La Suisse conserve une position de leader, les constructeurs suisses étant des maîtres dans leur spécialité, et disposant d’un fort potentiel d’innovation, en particulier sur les logiciels de mesure et de réglage. Leurs usines sont réparties aux quatre coins du globe, au plus près de la demande. Déjà présents en Asie au 19ème siècle, à Canton et à Shanghai, les entrepreneurs suisses sont armés pour les marchés internationaux. Cependant, ils ont du mal à résister à la forte montée en puissance de la Chine et de l’Inde.

La France a joué un rôle important dans le développement de l’industrie textile, s’illustrant avec l’invention de Jacquard, mais le secteur a été très ébranlé, avec la disparition de certains acteurs. Aujourd’hui 6ème exportateur mondial, l’industrie françaises des machines textiles compte une trentaine de fabricants, et exporte 91 % de sa production ce qui représente un chiffre d’affaires de 1,18 milliard de dollars4. Elle est fortement soutenue à l’export par l’UCMTF (Union des Constructeurs de matériels textiles de France). Les secteurs spécifiques couverts sont le filage des
fibres longues, la régénération de déchets textiles, et la fabrication de non-tissés où les industriels français sont bien positionnés. Proposant des technologies de pointe, ils consacrent 8 % de leur chiffre d’affaires à la recherche et au développement.

A Guebwiller, Schlumberger, constructeur de machines de préparation à la filature pour fibres longues de type laine ou lin, réalise des installations aux quatre coins du monde. Installé dans le Rhône, Laroche fabrique des matériels de préparation de fibres, de lignes de production nontissé par la technologie Airlay et de lignes de recyclage d’articles textiles, le tout en partenariat avec de nombreux clients du monde entier. Il s'adjuge le premier rang mondial pour la régénération des déchets textiles. Connu pour ses machines à tricoter familiales et artisanales, Superba travaille le
vaporisage et la thermofixation de fils pour la mercerie et les tapis, et il s'est lancé dans la fabrication d'appareils de contrôle des caractéristiques des fils pour la filature et le tissage. Racheté il y a deux ans par l’Autrichien Andritz, Asselin-Thibeau est leader dans le domaine porteur des non-tissés, ouvert à de nombreuses applications. Basé à Valence, et rebaptisé après sa reprise par le groupe Reyes il y a un an, Verdol SAS a lancé une nouvelle génération de machines pour torsader le fil de verre destinée aux marchés asiatiques. Verdol est mondialement connu pour la flexibilité de ses machines. De nombreux constructeurs français sont également spécialisés dans les techniques d'ennoblissement.
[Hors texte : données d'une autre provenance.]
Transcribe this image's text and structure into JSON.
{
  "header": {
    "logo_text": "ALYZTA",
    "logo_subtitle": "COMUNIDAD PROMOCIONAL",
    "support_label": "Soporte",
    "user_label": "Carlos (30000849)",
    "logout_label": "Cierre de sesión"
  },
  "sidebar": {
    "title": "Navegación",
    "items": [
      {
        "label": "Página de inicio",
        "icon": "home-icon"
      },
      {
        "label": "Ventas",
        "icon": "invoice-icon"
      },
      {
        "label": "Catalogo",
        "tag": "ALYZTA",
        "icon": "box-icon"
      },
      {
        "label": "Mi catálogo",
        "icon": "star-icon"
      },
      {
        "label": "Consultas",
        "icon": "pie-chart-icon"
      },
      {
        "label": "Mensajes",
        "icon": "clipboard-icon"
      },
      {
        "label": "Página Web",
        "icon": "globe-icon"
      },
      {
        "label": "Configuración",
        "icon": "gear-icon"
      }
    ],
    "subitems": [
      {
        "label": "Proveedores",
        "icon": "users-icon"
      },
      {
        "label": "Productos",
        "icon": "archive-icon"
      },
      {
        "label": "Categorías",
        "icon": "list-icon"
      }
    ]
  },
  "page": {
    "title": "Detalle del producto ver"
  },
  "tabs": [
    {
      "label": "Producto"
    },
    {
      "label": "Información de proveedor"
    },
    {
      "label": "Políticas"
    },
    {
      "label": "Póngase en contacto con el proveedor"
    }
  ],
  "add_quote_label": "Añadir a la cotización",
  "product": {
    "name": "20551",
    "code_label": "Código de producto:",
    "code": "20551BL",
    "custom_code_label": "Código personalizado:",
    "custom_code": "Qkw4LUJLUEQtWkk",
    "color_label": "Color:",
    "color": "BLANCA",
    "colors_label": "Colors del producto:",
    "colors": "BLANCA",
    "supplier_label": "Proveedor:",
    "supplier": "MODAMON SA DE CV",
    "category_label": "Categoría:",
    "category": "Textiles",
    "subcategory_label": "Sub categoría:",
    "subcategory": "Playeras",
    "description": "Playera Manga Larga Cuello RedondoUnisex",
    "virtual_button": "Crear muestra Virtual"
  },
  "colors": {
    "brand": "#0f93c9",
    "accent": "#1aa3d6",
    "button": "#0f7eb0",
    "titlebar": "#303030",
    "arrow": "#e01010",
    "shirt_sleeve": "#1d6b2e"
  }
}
En Belgique, l’industrie des fabricants de machines est le 3ème exportateur de la nation. Elle investit beaucoup en R&D, soit 7 % de sa valeur ajoutée. Plus précisément, l’industrie des machines textiles représente un chiffre d’affaires de 1,3 milliard de dollars, avec une prédominance des équipements pour les textiles d’intérieur, les textiles techniques et la finition textile5. Le constructeur belge Picanol dédie 30 % de son activité aux textiles techniques.

Il a créé la surprise en juillet dernier avec l’annonce de l’acquisition de 27,6 % de Tessenderlo Chemie, une participation rachetée à la société française SNPE (Société Nationale des Poudres et Explosifs). Avec cette prise de participation, Picanol Group veut diversifier ses activités et s'étendre sur le plan géographique afin d'être mieux armé dans le marché cyclique des machines à tisser.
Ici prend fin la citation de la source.